Monologistos, I think I was in your town this past summer!  What neighborhood are ya in?  (I was mainly in Ballyhackamore, or in the Linen Hall district.)

[71] Posted by Robert Easter on 11-19-2008 at 05:45 PM • top

Do you think that maybe living in a “nominally Christian” society can be a temptation to confuse that “will” to “live godly in Christ Jesus” with the everyday notion to simply get along with our neighbors?

Yes. What do you think?

[72] Posted by oscewicee on 11-19-2008 at 05:50 PM • top

Oscewicee, I wonder if we are, on one hand. so innoculated against the rest of the Gospel by repeated injections of a weakened version, and so accustomed to the idea that these weakened bits are all there is, that we’ve about gotten to the point of thinking that salvation is all about our opinions, period.  Having lived so long in that kind of culture I am still learning to think and act in a way that fits with the idea that my whole being is involved in this thing that God calls “salvation,” and really enter in to a life that receives and reflects His love without respect for my thought habits and expectations.  I’ve got a looooong way to go!  hmmm

[73] Posted by Robert Easter on 11-19-2008 at 06:11 PM • top

Gee, what about them Leafs, eh?

[74] Posted by Robert Easter on 11-19-2008 at 09:10 PM • top

Sorry, Robert, I’ve never been to East Belfast.

[75] Posted by monologistos on 11-20-2008 at 03:10 PM • top

Or Central (Linen Hall) or even Ireland.

[76] Posted by monologistos on 11-20-2008 at 03:13 PM • top

My mistake,then, I must have mis-surmised!  wink  You sounded familiar enough with the Orangemen, parades, & such like that was your own town!  Lovely place,anyway!

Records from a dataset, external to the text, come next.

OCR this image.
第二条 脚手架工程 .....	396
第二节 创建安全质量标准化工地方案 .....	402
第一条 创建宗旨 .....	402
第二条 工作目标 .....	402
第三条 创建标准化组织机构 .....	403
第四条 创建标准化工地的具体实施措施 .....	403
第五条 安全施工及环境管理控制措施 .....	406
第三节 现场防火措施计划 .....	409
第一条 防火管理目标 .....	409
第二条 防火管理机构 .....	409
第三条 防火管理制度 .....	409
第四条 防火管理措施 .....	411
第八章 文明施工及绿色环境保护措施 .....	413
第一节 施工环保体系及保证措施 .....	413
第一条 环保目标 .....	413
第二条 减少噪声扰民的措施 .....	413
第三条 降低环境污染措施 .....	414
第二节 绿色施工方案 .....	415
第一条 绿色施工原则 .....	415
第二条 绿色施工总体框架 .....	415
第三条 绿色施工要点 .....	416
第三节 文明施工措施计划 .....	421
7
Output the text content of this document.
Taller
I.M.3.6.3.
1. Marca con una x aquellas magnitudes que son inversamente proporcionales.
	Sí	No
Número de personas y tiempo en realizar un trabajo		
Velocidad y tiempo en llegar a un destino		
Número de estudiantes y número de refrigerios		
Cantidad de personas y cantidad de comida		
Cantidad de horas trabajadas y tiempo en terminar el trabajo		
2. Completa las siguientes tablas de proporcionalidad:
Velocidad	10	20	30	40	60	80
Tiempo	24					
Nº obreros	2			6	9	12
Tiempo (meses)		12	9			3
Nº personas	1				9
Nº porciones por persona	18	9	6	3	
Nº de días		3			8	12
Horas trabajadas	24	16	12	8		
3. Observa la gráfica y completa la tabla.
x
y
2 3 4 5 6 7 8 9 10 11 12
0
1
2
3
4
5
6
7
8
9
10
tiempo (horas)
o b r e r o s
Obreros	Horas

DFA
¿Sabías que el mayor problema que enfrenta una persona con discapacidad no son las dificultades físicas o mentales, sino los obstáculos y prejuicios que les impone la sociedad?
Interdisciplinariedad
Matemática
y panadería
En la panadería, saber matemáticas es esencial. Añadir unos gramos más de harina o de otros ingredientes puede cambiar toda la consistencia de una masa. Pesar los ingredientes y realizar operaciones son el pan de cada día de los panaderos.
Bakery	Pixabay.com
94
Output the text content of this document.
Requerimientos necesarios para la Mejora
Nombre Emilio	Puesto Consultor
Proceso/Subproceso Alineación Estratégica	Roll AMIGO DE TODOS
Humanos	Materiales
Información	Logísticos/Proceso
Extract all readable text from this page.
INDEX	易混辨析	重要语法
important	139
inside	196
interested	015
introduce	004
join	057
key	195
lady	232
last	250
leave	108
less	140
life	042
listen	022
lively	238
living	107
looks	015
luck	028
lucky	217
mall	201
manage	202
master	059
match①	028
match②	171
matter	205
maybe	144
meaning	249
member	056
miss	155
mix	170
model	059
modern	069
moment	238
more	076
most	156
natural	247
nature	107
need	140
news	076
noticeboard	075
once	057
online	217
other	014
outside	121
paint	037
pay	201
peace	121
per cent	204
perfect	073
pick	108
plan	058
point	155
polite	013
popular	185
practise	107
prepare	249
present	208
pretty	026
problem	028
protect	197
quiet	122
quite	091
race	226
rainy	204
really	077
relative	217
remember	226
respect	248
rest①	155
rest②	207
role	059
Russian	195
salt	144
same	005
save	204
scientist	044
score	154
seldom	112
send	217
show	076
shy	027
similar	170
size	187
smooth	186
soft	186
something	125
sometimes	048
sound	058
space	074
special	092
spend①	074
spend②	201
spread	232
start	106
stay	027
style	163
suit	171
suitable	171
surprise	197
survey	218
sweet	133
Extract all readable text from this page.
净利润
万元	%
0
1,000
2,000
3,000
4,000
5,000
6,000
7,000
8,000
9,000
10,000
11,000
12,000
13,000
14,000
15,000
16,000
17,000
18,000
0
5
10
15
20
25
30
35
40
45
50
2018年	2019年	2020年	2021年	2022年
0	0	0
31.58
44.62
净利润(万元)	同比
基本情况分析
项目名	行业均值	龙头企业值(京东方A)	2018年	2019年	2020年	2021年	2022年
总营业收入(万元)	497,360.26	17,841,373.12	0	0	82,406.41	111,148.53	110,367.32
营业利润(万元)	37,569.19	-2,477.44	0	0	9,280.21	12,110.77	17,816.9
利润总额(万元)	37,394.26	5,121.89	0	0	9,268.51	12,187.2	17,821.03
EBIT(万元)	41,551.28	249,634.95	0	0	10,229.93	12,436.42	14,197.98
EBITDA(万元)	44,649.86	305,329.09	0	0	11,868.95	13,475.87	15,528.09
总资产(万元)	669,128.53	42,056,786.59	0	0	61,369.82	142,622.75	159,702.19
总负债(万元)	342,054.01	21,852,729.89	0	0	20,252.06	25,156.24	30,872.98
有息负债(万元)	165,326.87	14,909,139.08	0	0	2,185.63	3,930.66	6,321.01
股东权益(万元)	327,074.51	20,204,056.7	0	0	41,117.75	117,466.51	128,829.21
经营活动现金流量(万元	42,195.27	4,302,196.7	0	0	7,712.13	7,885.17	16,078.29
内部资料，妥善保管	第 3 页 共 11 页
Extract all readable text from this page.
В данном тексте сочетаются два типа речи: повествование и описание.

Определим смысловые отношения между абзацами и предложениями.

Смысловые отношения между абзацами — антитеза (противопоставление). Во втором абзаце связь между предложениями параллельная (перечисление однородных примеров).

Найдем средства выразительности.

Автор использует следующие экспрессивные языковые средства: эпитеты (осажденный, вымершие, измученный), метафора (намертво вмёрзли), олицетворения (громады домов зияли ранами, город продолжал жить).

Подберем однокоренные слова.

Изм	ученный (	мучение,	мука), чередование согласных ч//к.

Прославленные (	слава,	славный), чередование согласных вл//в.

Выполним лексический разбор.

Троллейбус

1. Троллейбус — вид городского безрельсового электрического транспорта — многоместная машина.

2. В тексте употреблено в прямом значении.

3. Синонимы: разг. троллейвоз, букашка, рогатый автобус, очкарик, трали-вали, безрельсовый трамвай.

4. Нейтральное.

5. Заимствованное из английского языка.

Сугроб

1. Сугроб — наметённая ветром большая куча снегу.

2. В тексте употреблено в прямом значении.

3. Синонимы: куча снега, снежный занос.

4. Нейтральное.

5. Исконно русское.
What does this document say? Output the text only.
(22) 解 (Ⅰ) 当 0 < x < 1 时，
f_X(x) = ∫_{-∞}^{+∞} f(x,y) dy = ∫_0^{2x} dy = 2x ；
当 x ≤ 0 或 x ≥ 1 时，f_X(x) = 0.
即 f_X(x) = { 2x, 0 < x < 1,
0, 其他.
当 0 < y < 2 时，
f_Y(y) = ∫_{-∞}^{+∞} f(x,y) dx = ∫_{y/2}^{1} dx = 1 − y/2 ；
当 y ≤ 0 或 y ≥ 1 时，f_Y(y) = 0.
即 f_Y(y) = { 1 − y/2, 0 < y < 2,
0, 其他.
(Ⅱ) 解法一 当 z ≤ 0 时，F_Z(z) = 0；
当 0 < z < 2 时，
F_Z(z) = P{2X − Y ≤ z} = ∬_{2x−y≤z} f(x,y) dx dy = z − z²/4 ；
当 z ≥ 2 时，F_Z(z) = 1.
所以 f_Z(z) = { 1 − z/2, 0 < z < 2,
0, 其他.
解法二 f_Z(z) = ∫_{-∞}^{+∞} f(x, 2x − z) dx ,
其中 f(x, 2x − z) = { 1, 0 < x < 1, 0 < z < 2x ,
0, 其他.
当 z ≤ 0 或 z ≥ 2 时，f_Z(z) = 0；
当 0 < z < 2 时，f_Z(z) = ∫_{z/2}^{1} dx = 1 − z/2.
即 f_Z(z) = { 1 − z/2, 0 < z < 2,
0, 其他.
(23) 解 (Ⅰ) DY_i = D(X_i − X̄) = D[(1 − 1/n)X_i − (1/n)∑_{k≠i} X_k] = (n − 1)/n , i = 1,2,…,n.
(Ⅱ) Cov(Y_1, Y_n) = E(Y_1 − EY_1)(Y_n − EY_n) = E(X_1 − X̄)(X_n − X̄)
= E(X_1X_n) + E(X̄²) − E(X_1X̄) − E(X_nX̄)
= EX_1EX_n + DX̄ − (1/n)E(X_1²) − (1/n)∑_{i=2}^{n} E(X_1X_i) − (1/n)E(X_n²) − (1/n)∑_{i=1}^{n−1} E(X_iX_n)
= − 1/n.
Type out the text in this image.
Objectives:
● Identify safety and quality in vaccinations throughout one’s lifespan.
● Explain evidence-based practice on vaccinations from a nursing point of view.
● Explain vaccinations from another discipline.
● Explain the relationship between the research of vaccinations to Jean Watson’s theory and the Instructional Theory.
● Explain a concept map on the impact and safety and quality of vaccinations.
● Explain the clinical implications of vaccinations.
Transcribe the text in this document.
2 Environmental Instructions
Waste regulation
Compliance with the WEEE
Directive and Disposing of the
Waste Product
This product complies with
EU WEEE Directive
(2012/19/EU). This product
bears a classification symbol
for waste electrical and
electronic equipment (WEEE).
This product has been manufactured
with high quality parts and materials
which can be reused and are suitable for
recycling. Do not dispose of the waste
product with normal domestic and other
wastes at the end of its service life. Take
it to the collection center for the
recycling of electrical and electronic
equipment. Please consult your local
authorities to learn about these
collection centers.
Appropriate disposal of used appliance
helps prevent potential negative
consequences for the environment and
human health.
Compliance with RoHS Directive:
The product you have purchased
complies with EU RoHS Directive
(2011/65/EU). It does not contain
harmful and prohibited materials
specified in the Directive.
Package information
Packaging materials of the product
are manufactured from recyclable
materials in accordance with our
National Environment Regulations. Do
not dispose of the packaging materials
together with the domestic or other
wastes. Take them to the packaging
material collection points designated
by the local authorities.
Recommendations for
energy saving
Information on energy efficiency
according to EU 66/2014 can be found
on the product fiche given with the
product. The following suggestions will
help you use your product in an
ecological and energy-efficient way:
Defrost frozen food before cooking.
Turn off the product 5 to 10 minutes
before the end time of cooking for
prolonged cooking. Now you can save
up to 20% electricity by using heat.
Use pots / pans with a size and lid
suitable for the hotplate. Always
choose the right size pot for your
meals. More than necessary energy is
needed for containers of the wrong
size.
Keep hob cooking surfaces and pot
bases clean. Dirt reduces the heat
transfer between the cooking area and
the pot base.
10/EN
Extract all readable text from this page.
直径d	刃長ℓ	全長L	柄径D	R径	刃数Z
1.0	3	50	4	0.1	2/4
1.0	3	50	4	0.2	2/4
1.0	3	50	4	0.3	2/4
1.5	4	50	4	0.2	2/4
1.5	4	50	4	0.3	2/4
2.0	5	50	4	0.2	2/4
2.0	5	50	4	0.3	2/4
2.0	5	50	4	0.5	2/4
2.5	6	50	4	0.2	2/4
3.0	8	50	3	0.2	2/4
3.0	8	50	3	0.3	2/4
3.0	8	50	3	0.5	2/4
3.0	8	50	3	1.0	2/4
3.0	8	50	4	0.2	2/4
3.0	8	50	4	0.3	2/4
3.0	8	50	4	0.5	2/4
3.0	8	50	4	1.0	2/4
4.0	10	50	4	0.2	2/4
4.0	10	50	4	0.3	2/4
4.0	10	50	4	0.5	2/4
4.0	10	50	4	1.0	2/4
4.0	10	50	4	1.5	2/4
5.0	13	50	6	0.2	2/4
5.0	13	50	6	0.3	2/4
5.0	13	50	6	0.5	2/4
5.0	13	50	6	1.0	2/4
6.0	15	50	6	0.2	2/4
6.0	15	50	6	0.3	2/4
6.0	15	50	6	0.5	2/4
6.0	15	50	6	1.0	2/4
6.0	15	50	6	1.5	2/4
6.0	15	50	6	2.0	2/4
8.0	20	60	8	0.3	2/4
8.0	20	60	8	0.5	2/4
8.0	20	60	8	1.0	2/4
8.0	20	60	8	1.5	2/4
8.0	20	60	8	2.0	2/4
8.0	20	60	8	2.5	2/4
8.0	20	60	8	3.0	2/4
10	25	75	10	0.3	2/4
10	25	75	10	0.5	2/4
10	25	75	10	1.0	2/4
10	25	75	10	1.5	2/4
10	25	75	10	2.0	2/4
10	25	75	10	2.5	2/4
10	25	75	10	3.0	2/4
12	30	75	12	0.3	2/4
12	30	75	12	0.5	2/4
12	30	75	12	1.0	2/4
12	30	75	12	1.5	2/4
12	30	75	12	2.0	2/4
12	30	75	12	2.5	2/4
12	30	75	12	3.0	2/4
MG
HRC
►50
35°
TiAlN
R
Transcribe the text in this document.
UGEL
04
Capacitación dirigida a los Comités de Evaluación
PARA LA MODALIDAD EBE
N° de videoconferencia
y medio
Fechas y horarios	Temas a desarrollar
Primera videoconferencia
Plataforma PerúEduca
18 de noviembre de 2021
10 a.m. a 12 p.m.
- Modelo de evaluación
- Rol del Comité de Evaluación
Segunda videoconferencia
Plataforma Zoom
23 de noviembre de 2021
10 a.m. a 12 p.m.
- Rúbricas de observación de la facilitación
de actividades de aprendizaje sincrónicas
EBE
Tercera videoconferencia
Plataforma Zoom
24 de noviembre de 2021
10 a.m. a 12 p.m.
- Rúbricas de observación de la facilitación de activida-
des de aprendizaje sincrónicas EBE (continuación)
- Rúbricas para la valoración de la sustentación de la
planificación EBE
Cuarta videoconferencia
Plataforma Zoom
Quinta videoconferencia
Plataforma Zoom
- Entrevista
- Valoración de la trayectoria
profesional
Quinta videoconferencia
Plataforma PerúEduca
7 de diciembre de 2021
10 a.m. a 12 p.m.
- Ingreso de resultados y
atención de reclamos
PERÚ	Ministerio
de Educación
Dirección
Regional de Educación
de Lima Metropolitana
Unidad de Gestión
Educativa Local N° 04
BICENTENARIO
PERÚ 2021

[77] Posted by Robert Easter on 11-20-2008 at 03:23 PM • top

It is not love to let people get away with assault and bad behavior.  If someone is driving down the one way freeway going the wrong direction at top speed you aren’t being loving by telling them that its OK.  The loving thing to do is make them stop, tell them what they are doing is wrong, and show them the right direction to go.  And if anyone assaults me on any street in any city in the USA because they disagree with my opinion…I demand that charges be filed against them.  And I carry my bear spray (that I bought at the national parks to protect myself from grizzly bears)so I can stop the attack and teach them that crime doesn’t pay.  Teaching someone that they can assault someone just because they don’t like their opinion is not love…its stupidity.  Teaching them to respect the rights of others is love.  God disciplines us when we are in the wrong…and we discipline our children when they do wrong…and the laws/police of our nation should do the same regarding criminal conduct.  Personally I don’t think that “promoting religion” in public demonstrations ever helps anybody…its just annoying.  But no one has the right to assault someone on a public street just because their actions are annoying.  However, if you truly want to “minister” to people…thats the wrong way to do it.  Try doing what I do when I am in San Francisco…I feed the homeless.